L’idée d’un virus qui transforme les gens en psychopathes et en pervers sexuels est bonne, quoique peut originale, mais elle perd beaucoup de sa force du seul fait que ces pseudo zombies s’entendent pour martyriser d’autres gens. Les notions mêmes d’entente, d’entraide, de coopération ne peuvent pas avoir le moindre sens pour des êtres qui ont manifestement perdu toute raison, tout sens de la mesure et de la morale. Il faut encore un minimum de discernement pour pouvoir s’accorder avec autrui pour mener à bien la moindre action. Il faut avoir conservé une petite part d'humanité. On peut tout à fait imaginer une bande de voyous ou de malfrats mais pas vraiment une « bande » de psychopathes. La psychopathie est le plus souvent solitaire, elle est toute tournée vers elle-même. Imbue d’elle-même, narcissique, elle ne s’encombre pas de la présence de l’autre. Qu’on ne me parle pas d’Orange mécanique, qui n’est pas une objection à mon propos mais une confirmation : la bande des droogies de Burgess et Kubrick est bien une bande de psychopathes ultra-violents mais, justement, que voit le spectateur médusé ? Non seulement ils agressent les autres mais ils finissent aussi par retourner cette violence contre eux-mêmes. La scène où Alex tabasse ses acolytes, fait semblant d’aider l’un d’eux à sortir du fleuve dans lequel il l’a jeté et lui tranche cruellement la main en est un exemple éloquent. Le vrai sadique n'aide pas. Le fou complet ne coopère pas. Ou seulement temporairement. Il doit tout sacrifier sur l'autel de son plaisir malsain. (objection à ma propre réflexion, et de taille : La Philosophie dans le boudoir. Les libertins autour de Dolmancé "coopèrent" dans leurs débauches... A développer une autre fois).
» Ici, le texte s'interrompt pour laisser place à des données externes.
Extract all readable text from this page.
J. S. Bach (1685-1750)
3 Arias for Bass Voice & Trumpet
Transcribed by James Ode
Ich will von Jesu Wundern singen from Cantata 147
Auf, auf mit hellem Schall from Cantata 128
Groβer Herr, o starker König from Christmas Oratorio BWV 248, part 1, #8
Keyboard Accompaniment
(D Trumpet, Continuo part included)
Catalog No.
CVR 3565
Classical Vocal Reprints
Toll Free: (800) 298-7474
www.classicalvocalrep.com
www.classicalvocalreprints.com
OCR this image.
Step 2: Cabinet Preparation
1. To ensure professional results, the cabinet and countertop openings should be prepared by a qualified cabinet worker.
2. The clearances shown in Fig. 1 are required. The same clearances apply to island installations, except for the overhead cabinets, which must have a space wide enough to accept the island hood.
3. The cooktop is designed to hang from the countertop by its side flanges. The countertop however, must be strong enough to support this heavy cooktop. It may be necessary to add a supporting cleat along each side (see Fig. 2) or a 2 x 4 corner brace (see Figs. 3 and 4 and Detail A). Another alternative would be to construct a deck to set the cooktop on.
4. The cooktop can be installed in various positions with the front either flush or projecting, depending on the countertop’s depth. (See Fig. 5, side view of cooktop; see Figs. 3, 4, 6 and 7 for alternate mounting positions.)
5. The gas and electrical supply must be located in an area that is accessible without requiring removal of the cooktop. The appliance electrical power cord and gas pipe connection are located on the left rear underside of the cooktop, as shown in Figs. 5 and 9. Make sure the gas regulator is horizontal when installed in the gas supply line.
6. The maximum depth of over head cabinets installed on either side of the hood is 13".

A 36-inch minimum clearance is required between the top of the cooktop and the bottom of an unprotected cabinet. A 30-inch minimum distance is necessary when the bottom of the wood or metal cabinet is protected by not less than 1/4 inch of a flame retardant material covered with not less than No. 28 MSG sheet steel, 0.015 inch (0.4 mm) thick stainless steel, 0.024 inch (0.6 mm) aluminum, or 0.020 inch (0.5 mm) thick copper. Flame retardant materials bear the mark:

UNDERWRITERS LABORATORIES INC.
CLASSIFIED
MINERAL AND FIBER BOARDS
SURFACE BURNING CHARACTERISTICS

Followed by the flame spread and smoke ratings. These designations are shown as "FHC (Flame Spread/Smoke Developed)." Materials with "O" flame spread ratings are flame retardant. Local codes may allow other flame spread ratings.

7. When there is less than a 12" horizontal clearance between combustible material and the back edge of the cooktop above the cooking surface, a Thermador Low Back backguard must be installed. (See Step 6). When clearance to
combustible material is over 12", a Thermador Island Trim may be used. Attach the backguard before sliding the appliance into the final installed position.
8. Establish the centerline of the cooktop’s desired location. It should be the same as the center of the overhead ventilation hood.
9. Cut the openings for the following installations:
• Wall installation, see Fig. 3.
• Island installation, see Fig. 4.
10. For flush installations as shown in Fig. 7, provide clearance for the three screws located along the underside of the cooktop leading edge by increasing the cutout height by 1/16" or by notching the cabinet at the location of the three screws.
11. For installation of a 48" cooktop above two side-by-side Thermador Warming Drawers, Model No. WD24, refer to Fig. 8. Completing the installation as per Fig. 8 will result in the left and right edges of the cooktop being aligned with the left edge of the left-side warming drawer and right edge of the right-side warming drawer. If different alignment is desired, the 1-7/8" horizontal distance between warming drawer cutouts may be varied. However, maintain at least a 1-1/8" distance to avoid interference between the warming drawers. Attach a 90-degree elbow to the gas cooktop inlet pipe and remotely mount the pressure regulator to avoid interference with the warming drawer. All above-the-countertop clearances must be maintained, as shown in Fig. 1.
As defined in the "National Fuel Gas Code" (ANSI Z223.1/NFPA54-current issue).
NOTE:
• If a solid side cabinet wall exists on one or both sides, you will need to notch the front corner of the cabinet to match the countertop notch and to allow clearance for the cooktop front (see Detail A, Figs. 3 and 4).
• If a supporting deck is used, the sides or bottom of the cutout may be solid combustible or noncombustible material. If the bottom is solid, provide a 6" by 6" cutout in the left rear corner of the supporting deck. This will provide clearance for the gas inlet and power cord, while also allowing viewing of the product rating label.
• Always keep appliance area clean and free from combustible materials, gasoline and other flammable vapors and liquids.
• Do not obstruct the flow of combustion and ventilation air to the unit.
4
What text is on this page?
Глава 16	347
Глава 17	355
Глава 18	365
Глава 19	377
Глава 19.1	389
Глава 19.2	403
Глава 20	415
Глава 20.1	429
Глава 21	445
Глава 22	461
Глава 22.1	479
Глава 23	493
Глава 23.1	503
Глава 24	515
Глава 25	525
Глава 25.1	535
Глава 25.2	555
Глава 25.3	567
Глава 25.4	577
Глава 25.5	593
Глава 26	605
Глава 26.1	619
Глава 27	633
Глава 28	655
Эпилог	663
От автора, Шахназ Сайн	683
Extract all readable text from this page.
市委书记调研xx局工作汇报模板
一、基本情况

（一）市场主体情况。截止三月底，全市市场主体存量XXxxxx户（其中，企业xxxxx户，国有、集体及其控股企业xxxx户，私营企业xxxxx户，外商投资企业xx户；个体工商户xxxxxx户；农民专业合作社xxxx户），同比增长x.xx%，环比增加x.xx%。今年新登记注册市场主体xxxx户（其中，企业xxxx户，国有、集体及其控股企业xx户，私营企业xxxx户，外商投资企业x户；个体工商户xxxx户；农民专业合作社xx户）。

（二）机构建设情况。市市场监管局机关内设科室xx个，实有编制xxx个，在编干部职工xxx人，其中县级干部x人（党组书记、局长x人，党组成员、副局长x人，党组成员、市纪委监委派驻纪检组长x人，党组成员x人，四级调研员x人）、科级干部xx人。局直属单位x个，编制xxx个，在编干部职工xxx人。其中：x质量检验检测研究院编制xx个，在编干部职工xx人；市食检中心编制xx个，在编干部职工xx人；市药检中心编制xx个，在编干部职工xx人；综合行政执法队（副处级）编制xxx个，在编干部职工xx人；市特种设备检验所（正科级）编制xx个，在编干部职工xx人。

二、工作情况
Voilà où je voulais en venir : pour montrer la virulence du virus il aurait fallu que les infectés en viennent aussi à s’attaquer entre eux, à défaut de pouvoir trouver une personne saine. Il aurait fallu que le réalisateur nous montre des êtres rendus complètement aveugles par une soif irrépressible de sexe et de souffrance, une soif qui se rapporterait à n'importe quel objet à portée de la main. Il aurait fallu en somme que cet histrion de Rob Jabbaz nous montre des êtres qui n'ont plus, comme je l'indiquais plus haut, une once d'humanité. Éventuellement il aurait aussi été possible de montrer des situations où ces deux tendances entrent en conflit (exemple : un infecté veut une relation sexuelle avec une victime tandis qu’un autre veut la pendre à un réverbère, ils s’affrontent, le premier l’emporte et se met aussitôt à entreprendre le cadavre du vaincu, oubliant la victime première…). Cela aurait pu donner lieu à des visions intéressantes. On a un fugace aperçu de cela au début, avec la vieille femme infectée dans le restaurant qui se fait écraser brutalement par un autre infecté qui éclate de rire au volant de sa voiture. C’est l’apogée du film. Malheureusement il ne s’est écoulé que dix minutes, après il n’y a plus rien, si ce n'est une mauvaise, une ennuyeuse surenchère de gore sans intérêt, vue et revue. On voit que ce film essaie très fort d’être choquant mais il n’y parvient pas. C’est poussif. Ce ne sont pas des hectolitres de sang et de timides orgies sexuelles qui vont émoustiller le spectateur à la rétine blasée. On voyait déjà cela, en mieux, dans les anime japonais des années 90, type Urotsukidoji. Bref, ce film porte bien son nom, il ne suscite qu’une certaine tristesse, une déception sans conséquence…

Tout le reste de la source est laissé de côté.